ZUSAMMENARBEIT ZWISCHEN DEM FREISTAAT BAYERN UND DER REGION FRIAUL-JULISCH VENETIEN

Triest ist der natürliche Hafen

Bei der ersten Arbeitstagungvon links: Zenit D’Agostino, Chef Hafenbehörden Triest, Staatsminister Dr. Marcel Huber, Debora Serracchiani, Präsidentin Region Friaul-Julisch Venetien und Staatsministerin Dr. Beate Merk. re
+
Bei der ersten Arbeitstagungvon links: Zenit D’Agostino, Chef Hafenbehörden Triest, Staatsminister Dr. Marcel Huber, Debora Serracchiani, Präsidentin Region Friaul-Julisch Venetien und Staatsministerin Dr. Beate Merk. re

Die Bayerische Staatsregierung und die Regierung der autonomen Region Friaul-Julisch Venetien haben eine enge Zusammenarbeit beschlossen. Ziel ist es die Anbindung an den Hafen zu Triest zu verbessern. Staatsminister Dr. Marcel Huber ist eine der treibenden Kräfte dieser Zusammenarbeit. Der Ausbau der ABS 38 ist dabei ein zentraler Punkt.

München/Mühldorf – Die erste Veranstaltung der gemeinsamen Arbeitsgruppe zwischen Bayern und Friaul hat gezeigt, welch großes Interesse Bayern an einer starken Zusammenarbeit und Optimierung der Verbindung hat. Bei einer Reise von Ministerpräsident Horst Seehofer und Staatsminister Huber im Mai dieses Jahres wurde die Zusammenarbeit bereits zwischen Bayern und Friaul- Julisch Venetien in einer Vereinbarung besiegelt.

Die darin vereinbarte Arbeitsgruppe hat gestern zum ersten Mal getagt. Beide Seiten haben eine Verstärkung ihrer Kooperation in den Bereichen Verkehr und Verkehrsanbindung, EU-Alpenraumstrategie, Wirtschaft und Cluster sowie in der beruflichen Bildung und in der Landwirtschaft vereinbart.

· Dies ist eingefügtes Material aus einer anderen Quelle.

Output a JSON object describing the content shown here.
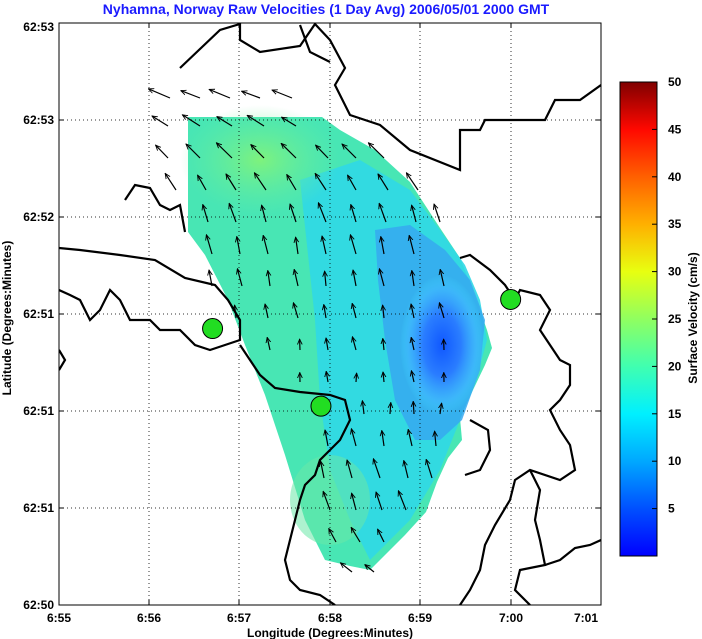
{
  "chart_data": {
    "type": "vector-field",
    "title": "Nyhamna, Norway Raw Velocities (1 Day Avg) 2006/05/01 2000 GMT",
    "xlabel": "Longitude (Degrees:Minutes)",
    "ylabel": "Latitude (Degrees:Minutes)",
    "x_ticks": [
      "6:55",
      "6:56",
      "6:57",
      "6:58",
      "6:59",
      "7:00",
      "7:01"
    ],
    "y_ticks": [
      "62:53",
      "62:53",
      "62:52",
      "62:51",
      "62:51",
      "62:51",
      "62:50"
    ],
    "grid": true,
    "colorbar": {
      "label": "Surface Velocity (cm/s)",
      "ticks": [
        5,
        10,
        15,
        20,
        25,
        30,
        35,
        40,
        45,
        50
      ],
      "range": [
        0,
        50
      ],
      "colormap": "jet"
    },
    "stations": [
      {
        "lon_min": 56.7,
        "lat_idx": 2.85,
        "color": "#22dd22"
      },
      {
        "lon_min": 57.9,
        "lat_idx": 2.05,
        "color": "#22dd22"
      },
      {
        "lon_min": 60.0,
        "lat_idx": 3.15,
        "color": "#22dd22"
      }
    ],
    "speed_field_cm_s": {
      "west_region": 15,
      "north_region": 18,
      "central_channel": 9,
      "east_core": 3,
      "south_tip": 13
    }
  }
}
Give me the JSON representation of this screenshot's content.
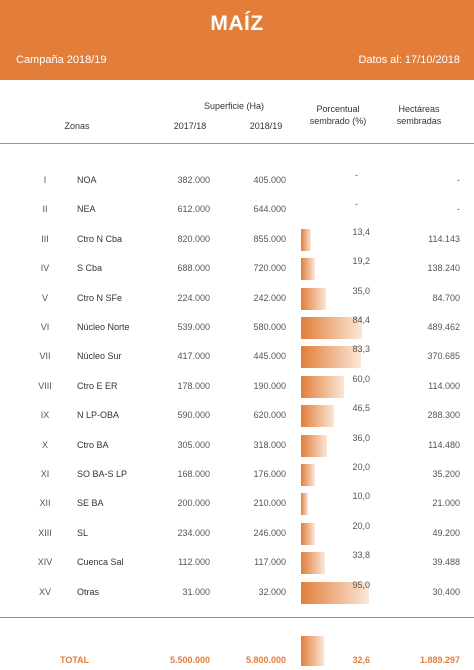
{
  "header": {
    "title": "MAÍZ",
    "campaign": "Campaña 2018/19",
    "date": "Datos al: 17/10/2018"
  },
  "columns": {
    "zonas": "Zonas",
    "superficie": "Superficie (Ha)",
    "y1": "2017/18",
    "y2": "2018/19",
    "porcentual_1": "Porcentual",
    "porcentual_2": "sembrado (%)",
    "hectareas_1": "Hectáreas",
    "hectareas_2": "sembradas"
  },
  "rows": [
    {
      "code": "I",
      "zone": "NOA",
      "s2017": "382.000",
      "s2018": "405.000",
      "pct": "-",
      "pct_value": 0,
      "ha": "-"
    },
    {
      "code": "II",
      "zone": "NEA",
      "s2017": "612.000",
      "s2018": "644.000",
      "pct": "-",
      "pct_value": 0,
      "ha": "-"
    },
    {
      "code": "III",
      "zone": "Ctro N Cba",
      "s2017": "820.000",
      "s2018": "855.000",
      "pct": "13,4",
      "pct_value": 13.4,
      "ha": "114.143"
    },
    {
      "code": "IV",
      "zone": "S Cba",
      "s2017": "688.000",
      "s2018": "720.000",
      "pct": "19,2",
      "pct_value": 19.2,
      "ha": "138.240"
    },
    {
      "code": "V",
      "zone": "Ctro N SFe",
      "s2017": "224.000",
      "s2018": "242.000",
      "pct": "35,0",
      "pct_value": 35.0,
      "ha": "84.700"
    },
    {
      "code": "VI",
      "zone": "Núcleo Norte",
      "s2017": "539.000",
      "s2018": "580.000",
      "pct": "84,4",
      "pct_value": 84.4,
      "ha": "489.462"
    },
    {
      "code": "VII",
      "zone": "Núcleo Sur",
      "s2017": "417.000",
      "s2018": "445.000",
      "pct": "83,3",
      "pct_value": 83.3,
      "ha": "370.685"
    },
    {
      "code": "VIII",
      "zone": "Ctro E ER",
      "s2017": "178.000",
      "s2018": "190.000",
      "pct": "60,0",
      "pct_value": 60.0,
      "ha": "114.000"
    },
    {
      "code": "IX",
      "zone": "N LP-OBA",
      "s2017": "590.000",
      "s2018": "620.000",
      "pct": "46,5",
      "pct_value": 46.5,
      "ha": "288.300"
    },
    {
      "code": "X",
      "zone": "Ctro BA",
      "s2017": "305.000",
      "s2018": "318.000",
      "pct": "36,0",
      "pct_value": 36.0,
      "ha": "114.480"
    },
    {
      "code": "XI",
      "zone": "SO BA-S LP",
      "s2017": "168.000",
      "s2018": "176.000",
      "pct": "20,0",
      "pct_value": 20.0,
      "ha": "35.200"
    },
    {
      "code": "XII",
      "zone": "SE BA",
      "s2017": "200.000",
      "s2018": "210.000",
      "pct": "10,0",
      "pct_value": 10.0,
      "ha": "21.000"
    },
    {
      "code": "XIII",
      "zone": "SL",
      "s2017": "234.000",
      "s2018": "246.000",
      "pct": "20,0",
      "pct_value": 20.0,
      "ha": "49.200"
    },
    {
      "code": "XIV",
      "zone": "Cuenca Sal",
      "s2017": "112.000",
      "s2018": "117.000",
      "pct": "33,8",
      "pct_value": 33.8,
      "ha": "39.488"
    },
    {
      "code": "XV",
      "zone": "Otras",
      "s2017": "31.000",
      "s2018": "32.000",
      "pct": "95,0",
      "pct_value": 95.0,
      "ha": "30.400"
    }
  ],
  "total": {
    "label": "TOTAL",
    "s2017": "5.500.000",
    "s2018": "5.800.000",
    "pct": "32,6",
    "pct_value": 32.6,
    "ha": "1.889.297"
  },
  "colors": {
    "accent": "#e27e3a"
  }
}
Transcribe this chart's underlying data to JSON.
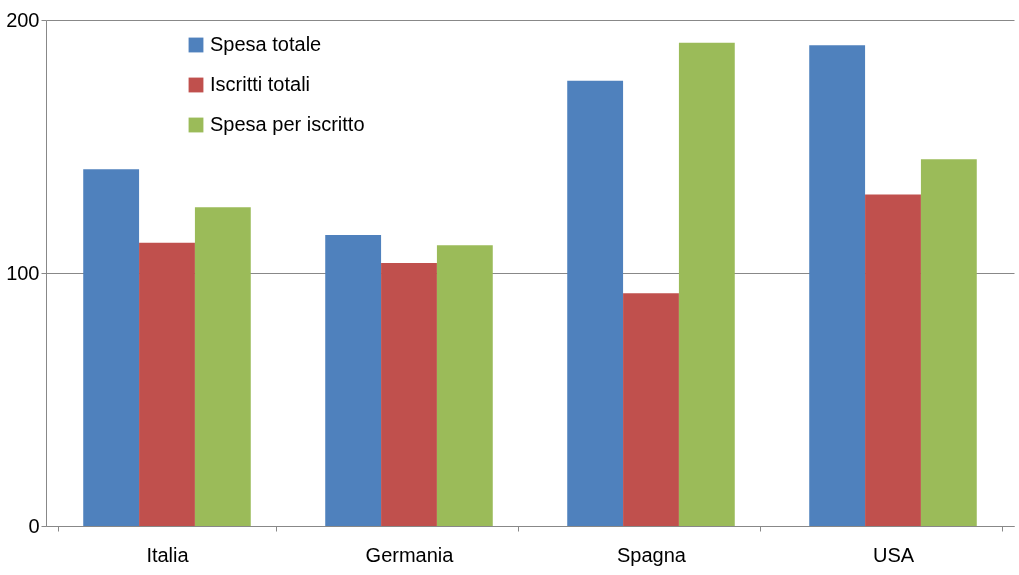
{
  "chart_data": {
    "type": "bar",
    "categories": [
      "Italia",
      "Germania",
      "Spagna",
      "USA"
    ],
    "series": [
      {
        "name": "Spesa totale",
        "color": "#4f81bd",
        "values": [
          141,
          115,
          176,
          190
        ]
      },
      {
        "name": "Iscritti totali",
        "color": "#c0504d",
        "values": [
          112,
          104,
          92,
          131
        ]
      },
      {
        "name": "Spesa per iscritto",
        "color": "#9bbb59",
        "values": [
          126,
          111,
          191,
          145
        ]
      }
    ],
    "ylim": [
      0,
      200
    ],
    "yticks": [
      0,
      100,
      200
    ],
    "grid": "y",
    "legend": "top left"
  }
}
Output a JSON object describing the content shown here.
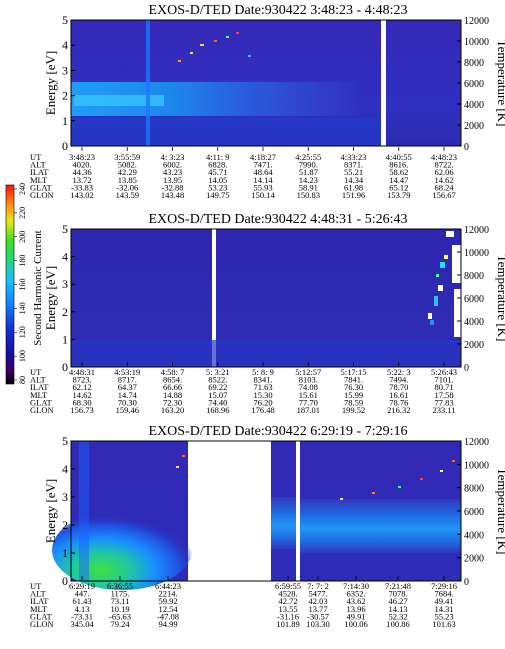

Dr. Marcel Huber: „Italien und Bayern sind sich einig: Triest ist der natürliche Hafen Bayerns. Oberstes Ziel muss sein, die Vorzüge zu nutzen und die Verbindung zwischen Italien und Bayern zu optimieren. Der leistungsfähige Hafen in Triest ist höchst günstig gelegen. Es macht für Bayern keinen Sinn, die momentan gängigen Umwege aufrecht zu erhalten. Derzeit wird noch der weit größte Teil der Waren in die Türkei, den arabischen Raum oder nach Asien vom Containerumschlagplatz München über Hamburg oder Rotterdam verschifft. Wir brauchen den direkten Weg und der führt innerhalb eines halben Tages von Südbayern ans italienische Meer. Aber Triest ist nicht nur schneller erreichbar - von dort sind bayerische Produkte auch rund fünf Tage schneller in Fernost als von den Nordseehäfen aus. Die Zeitersparnis durch die kurzen Transportwege, der geringere Aufwand und der Umweltaspekt sind entscheidende Vorteile. Hiervon kann besonders die bayerische Wirtschaft in Südostbayern maßgeblich profitieren.“

Mit der italienischen Region Friaul-Julisch-Venetien hat Bayern einen starken Verbündeten. Bei einer Reise mit Ministerpräsident Horst Seehofer im Mai dieses Jahres haben wir vor Ort unsere Zusammenarbeit besiegelt.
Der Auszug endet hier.